The third baby put me face to face with the concept of overreach.
I’d started thinking about adopting another boy minutes after the first one landed in Milwaukee. Adoption is addictive in the extreme. If one orphan is good, two or three or four or five are even better. Why stop now?
It’s game show adrenaline. What’s behind Door #3? A new relative.
This boy was sick and covered with scabies. I rubbed him down with halved lemons like my friend told me. Lemons will kill the scabies, she told me at a picnic soon after he came. The other parents moved away when they heard her advice. They were adoptive parents, too, so they’d seen a lot. But nobody likes scabies. It makes their skin crawl.

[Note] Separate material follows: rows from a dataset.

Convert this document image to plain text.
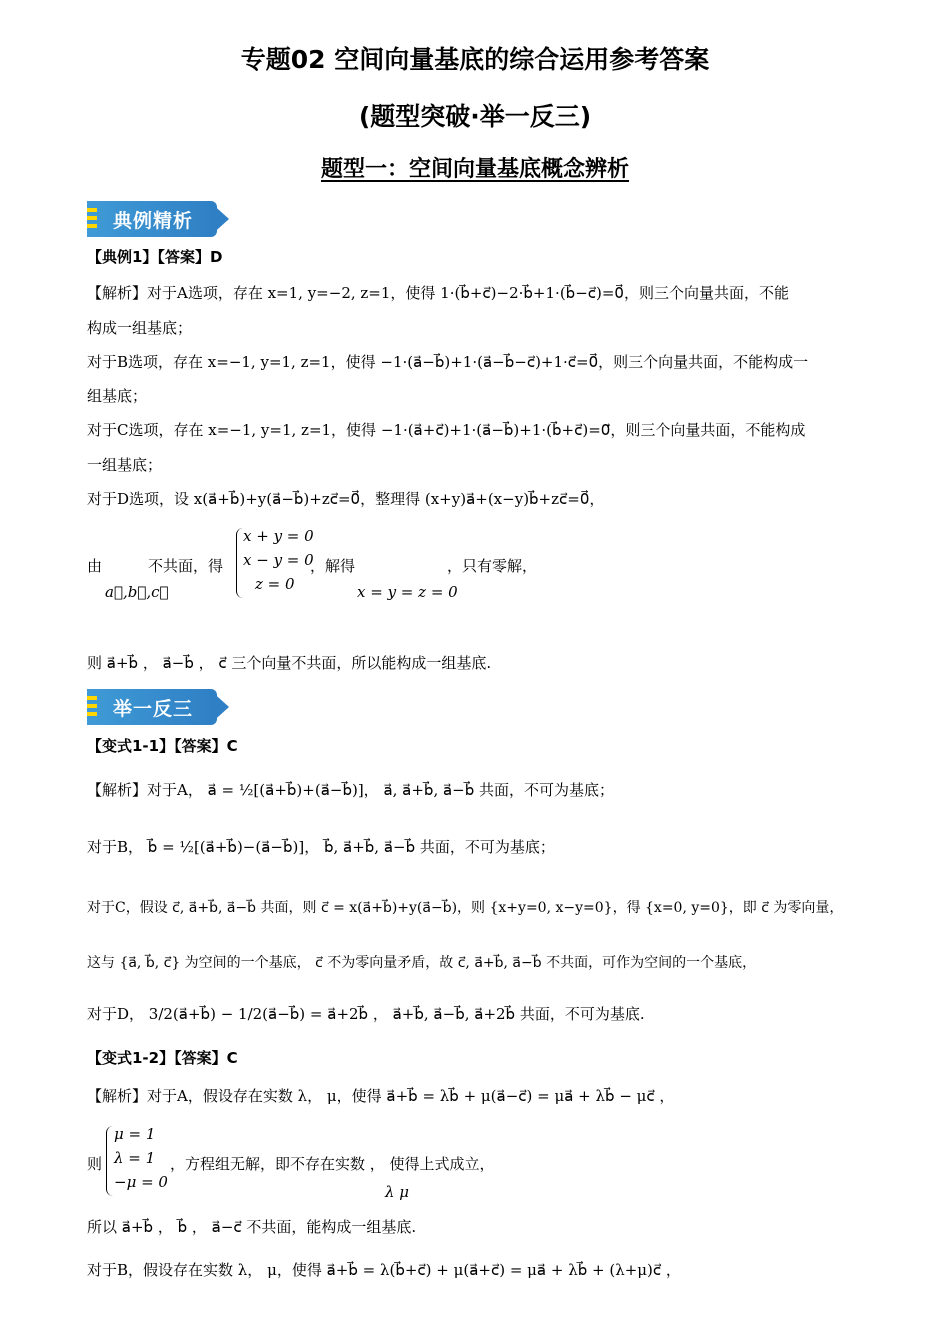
专题02 空间向量基底的综合运用参考答案
(题型突破·举一反三)
题型一：空间向量基底概念辨析
典例精析
【典例1】【答案】D
【解析】对于A选项，存在 x=1, y=−2, z=1，使得 1·(b⃗+c⃗)−2·b⃗+1·(b⃗−c⃗)=0⃗，则三个向量共面，不能
构成一组基底；
对于B选项，存在 x=−1, y=1, z=1，使得 −1·(a⃗−b⃗)+1·(a⃗−b⃗−c⃗)+1·c⃗=0⃗，则三个向量共面，不能构成一
组基底；
对于C选项，存在 x=−1, y=1, z=1，使得 −1·(a⃗+c⃗)+1·(a⃗−b⃗)+1·(b⃗+c⃗)=0⃗，则三个向量共面，不能构成
一组基底；
对于D选项，设 x(a⃗+b⃗)+y(a⃗−b⃗)+zc⃗=0⃗，整理得 (x+y)a⃗+(x−y)b⃗+zc⃗=0⃗，
由
a⃗,b⃗,c⃗
不共面，得
x + y = 0
x − y = 0
z = 0
，解得
x = y = z = 0
，只有零解，
则 a⃗+b⃗ ， a⃗−b⃗ ， c⃗ 三个向量不共面，所以能构成一组基底.
举一反三
【变式1-1】【答案】C
【解析】对于A， a⃗ = ½[(a⃗+b⃗)+(a⃗−b⃗)]， a⃗, a⃗+b⃗, a⃗−b⃗ 共面，不可为基底；
对于B， b⃗ = ½[(a⃗+b⃗)−(a⃗−b⃗)]， b⃗, a⃗+b⃗, a⃗−b⃗ 共面，不可为基底；
对于C，假设 c⃗, a⃗+b⃗, a⃗−b⃗ 共面，则 c⃗ = x(a⃗+b⃗)+y(a⃗−b⃗)，则 {x+y=0, x−y=0}，得 {x=0, y=0}，即 c⃗ 为零向量，
这与 {a⃗, b⃗, c⃗} 为空间的一个基底， c⃗ 不为零向量矛盾，故 c⃗, a⃗+b⃗, a⃗−b⃗ 不共面，可作为空间的一个基底，
对于D， 3/2(a⃗+b⃗) − 1/2(a⃗−b⃗) = a⃗+2b⃗ ， a⃗+b⃗, a⃗−b⃗, a⃗+2b⃗ 共面，不可为基底.
【变式1-2】【答案】C
【解析】对于A，假设存在实数 λ， μ，使得 a⃗+b⃗ = λb⃗ + μ(a⃗−c⃗) = μa⃗ + λb⃗ − μc⃗ ，
则
μ = 1
λ = 1
−μ = 0
，方程组无解，即不存在实数 ， 使得上式成立，
λ μ
所以 a⃗+b⃗ ， b⃗ ， a⃗−c⃗ 不共面，能构成一组基底.
对于B，假设存在实数 λ， μ，使得 a⃗+b⃗ = λ(b⃗+c⃗) + μ(a⃗+c⃗) = μa⃗ + λb⃗ + (λ+μ)c⃗ ，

After the scabies, the asthma came. And then the steroids. He developed the thick neck of a doping athlete. He was unhappy most of the time. And, as it happens with unhappy people, the world started to revolve around him.

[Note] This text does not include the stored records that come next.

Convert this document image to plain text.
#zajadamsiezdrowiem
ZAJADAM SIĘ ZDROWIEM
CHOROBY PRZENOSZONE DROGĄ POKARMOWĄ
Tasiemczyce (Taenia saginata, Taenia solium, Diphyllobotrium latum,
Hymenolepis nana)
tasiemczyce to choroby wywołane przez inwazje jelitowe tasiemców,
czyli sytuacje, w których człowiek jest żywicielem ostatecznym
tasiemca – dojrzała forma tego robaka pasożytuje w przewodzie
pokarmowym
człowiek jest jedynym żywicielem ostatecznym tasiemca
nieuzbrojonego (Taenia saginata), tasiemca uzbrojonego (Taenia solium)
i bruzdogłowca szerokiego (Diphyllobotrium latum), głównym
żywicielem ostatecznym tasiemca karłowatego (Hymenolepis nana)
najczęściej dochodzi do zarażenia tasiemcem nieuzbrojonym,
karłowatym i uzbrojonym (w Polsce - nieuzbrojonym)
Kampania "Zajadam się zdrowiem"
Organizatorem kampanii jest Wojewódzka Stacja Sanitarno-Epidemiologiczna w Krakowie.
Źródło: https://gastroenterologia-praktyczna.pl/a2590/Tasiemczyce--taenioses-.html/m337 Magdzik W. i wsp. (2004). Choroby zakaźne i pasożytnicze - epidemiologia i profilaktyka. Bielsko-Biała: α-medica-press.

I knew this was happening but didn’t know how to stop it. Driving with the boys in the backseat, I’d watch in the rear view mirror. Was his breathing right? Was his chest heaving? Meanwhile, the first boy played with his truck and looked out the window. Nothing was ever wrong with him so I didn’t have to look.
I’d feel the third baby’s sweaty forehead in the middle of the night and study his face. Were his nostrils flaring? Or were they normal? I wanted to measure his nostrils, have data, create a chart to put on the wall. What was normal? What was abnormal? Should we be going to the ER? I’d heard of kids dying from asthma. And I believed it would only be my vigilance that would keep this kid from dying. It could happen any minute.
But then, as it happens, the worrying became addictive. And it went on for years, this extra concern, the hovering, even after we’d gotten control of his asthma. It took a long time to let him not be sick. But by then he was nested and protected by all of us. And he thrived there. He was happy and unassuming. He acted like he thought everyone grew up being in the center.